27 August 2006


Unfortunately, my digital camera has at last given up the ghost so my pictures from today's Lend-Lease festivities are on 35mm. I'll post them when I get the film developed.

That being said, I enjoyed covering the hoopla of the dedication, with all the guests from near and far, even if the event was very poorly set up for radio coverage meaning I had to stand directly in front of a speaker, distorting my sound quality and blasting out my ears.

Earlier in the afternoon, I attended a press conference with Rumsfeld and Ivanov. It was frustrating in that there were both Russian and American national media in attendance and thus only one member of the Alaskan press corps was called upon to ask a question. Fortunately, that person was me. (Here's a tip for those kind of deals - figure out who is picking the questioners, get in his or her line of sight, and then stare at them until they look at you and motion you want to ask a question. Do this on several occasions and they'll get so sick of you, they'll call on you.) Unfortunately, my question was inartfully worded, about the 600 or so Alaska National Guardsmen from rural subsistence villages who have been called up and are in Mississippi getting ready for Iraq. So I got a boilerplate answer about honouring the service of all who serve. But it was my boilerplate!

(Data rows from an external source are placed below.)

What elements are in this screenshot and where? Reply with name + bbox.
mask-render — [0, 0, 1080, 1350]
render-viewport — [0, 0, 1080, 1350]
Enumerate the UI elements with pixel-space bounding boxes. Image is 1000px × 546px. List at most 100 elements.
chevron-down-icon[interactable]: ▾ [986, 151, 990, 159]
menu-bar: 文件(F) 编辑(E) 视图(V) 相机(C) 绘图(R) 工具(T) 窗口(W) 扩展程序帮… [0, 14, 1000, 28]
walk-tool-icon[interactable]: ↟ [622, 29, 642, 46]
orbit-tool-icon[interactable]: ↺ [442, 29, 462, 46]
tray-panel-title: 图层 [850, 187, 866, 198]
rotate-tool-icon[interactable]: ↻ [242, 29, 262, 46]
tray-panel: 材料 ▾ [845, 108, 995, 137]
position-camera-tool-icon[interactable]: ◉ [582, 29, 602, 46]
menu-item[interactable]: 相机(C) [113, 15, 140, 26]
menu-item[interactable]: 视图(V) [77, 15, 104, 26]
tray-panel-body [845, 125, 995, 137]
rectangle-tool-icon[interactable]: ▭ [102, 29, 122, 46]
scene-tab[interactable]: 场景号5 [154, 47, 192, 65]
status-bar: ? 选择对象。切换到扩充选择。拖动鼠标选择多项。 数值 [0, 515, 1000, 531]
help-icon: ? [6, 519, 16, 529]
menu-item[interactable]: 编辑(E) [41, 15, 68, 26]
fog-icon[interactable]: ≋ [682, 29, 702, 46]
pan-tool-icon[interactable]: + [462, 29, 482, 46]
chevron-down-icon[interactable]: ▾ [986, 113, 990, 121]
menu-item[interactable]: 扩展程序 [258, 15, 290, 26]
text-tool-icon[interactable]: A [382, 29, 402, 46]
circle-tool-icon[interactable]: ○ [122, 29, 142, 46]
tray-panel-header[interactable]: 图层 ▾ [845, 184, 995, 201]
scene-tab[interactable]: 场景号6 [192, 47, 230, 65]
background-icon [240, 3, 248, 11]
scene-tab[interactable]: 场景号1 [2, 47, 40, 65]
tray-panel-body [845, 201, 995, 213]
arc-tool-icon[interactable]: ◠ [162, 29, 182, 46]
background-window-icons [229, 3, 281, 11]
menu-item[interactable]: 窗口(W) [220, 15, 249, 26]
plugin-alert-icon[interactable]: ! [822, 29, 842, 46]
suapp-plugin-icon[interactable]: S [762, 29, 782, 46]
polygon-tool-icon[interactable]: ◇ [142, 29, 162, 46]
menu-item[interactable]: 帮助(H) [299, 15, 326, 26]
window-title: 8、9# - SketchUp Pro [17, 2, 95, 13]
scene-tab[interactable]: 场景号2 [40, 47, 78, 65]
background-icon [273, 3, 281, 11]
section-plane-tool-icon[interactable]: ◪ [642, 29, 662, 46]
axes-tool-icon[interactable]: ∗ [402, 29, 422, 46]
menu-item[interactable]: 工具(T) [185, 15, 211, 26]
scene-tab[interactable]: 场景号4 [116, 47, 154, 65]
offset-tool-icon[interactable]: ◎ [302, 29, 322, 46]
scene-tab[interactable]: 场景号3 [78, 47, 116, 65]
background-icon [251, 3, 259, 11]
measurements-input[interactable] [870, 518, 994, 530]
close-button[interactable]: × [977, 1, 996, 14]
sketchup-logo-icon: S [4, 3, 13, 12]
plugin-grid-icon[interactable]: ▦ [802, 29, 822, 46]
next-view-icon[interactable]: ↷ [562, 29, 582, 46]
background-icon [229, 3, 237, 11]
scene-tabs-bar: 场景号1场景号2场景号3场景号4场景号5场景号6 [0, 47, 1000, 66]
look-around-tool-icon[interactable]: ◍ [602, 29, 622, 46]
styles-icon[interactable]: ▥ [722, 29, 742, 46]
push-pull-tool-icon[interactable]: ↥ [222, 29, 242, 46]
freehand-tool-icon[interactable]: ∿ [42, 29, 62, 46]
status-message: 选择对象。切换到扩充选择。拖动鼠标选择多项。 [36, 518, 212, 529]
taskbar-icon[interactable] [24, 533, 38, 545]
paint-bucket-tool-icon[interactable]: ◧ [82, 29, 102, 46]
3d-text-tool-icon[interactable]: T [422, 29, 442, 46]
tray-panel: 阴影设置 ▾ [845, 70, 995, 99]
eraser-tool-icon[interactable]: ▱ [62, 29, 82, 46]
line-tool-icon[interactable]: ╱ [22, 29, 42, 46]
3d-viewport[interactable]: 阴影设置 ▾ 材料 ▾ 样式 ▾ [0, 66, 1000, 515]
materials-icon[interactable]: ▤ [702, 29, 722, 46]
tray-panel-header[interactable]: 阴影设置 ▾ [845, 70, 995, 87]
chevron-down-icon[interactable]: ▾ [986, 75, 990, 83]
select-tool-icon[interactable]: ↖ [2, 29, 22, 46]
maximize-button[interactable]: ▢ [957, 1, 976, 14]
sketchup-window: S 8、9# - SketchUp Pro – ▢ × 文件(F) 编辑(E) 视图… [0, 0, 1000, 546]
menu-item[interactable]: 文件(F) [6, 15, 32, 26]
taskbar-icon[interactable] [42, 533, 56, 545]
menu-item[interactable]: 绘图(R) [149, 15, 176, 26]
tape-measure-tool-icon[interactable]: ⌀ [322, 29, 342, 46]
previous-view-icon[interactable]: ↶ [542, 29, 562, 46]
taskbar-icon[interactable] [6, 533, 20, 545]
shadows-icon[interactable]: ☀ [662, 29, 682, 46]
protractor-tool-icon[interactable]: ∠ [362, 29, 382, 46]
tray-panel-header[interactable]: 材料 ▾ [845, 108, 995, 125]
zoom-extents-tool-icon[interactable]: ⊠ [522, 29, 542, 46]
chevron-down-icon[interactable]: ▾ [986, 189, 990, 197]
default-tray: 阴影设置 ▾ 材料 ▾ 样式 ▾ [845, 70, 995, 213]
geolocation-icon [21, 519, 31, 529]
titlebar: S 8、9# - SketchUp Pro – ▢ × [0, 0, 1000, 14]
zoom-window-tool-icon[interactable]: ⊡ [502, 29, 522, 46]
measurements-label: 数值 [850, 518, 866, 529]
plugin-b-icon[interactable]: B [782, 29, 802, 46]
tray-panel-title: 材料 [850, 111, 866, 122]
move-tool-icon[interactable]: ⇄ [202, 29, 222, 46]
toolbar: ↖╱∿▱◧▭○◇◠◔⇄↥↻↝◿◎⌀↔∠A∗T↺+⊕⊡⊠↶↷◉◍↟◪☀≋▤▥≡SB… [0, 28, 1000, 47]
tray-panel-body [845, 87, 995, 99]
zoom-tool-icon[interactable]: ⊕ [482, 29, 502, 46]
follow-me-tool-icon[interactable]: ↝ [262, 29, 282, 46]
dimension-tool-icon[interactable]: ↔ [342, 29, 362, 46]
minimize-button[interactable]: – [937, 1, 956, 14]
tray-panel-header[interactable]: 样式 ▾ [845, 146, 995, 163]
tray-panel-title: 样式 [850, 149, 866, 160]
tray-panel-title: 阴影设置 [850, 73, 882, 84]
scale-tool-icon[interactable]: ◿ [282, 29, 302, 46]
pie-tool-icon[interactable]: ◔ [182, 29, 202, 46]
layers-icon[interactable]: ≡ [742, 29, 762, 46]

Some reflections on the day -

-Loren Leman gets a bad rap. He's often portrayed as a cardboard cutout, lacking in charisma. He was quite funny today and must have been funnier in Russian because whenever he switched languages, which he did fairly well, the Russians cracked up.

-Ted Stevens was quite moving, I thought, at least much more so than when I saw him in Nome. He just kind of stumbled and mumbled, as he is want to do, through some thoughts on World War II that were made more meaningful by the fact that he himself is an Air Corps vet.

-Donald Rumsfeld tied World War II to the war on terrorism and then sat down. How predictable.

-Sergey Ivanov speaks quite good English, apparently, as he spoke in Russian but corrected his interpreter on more than a few occasions.

-As much as I loathe Gary Wilken for seemingly single-handedly ensuring that rural Alaska gets the shaft each and every legislative session, he is quite an eloquent speaker and even had me listening when he started talking about the history of the program, which I thought I already knew quite well.

-There was a good crowd of protesters on hand but I was dismayed by their posters. No catchy or original slogans at all. Then again, when the issues are drearily the same, I suppose the slogans can be as well.

A memorable experience for a relatively inexperienced rural Alaskan reporter.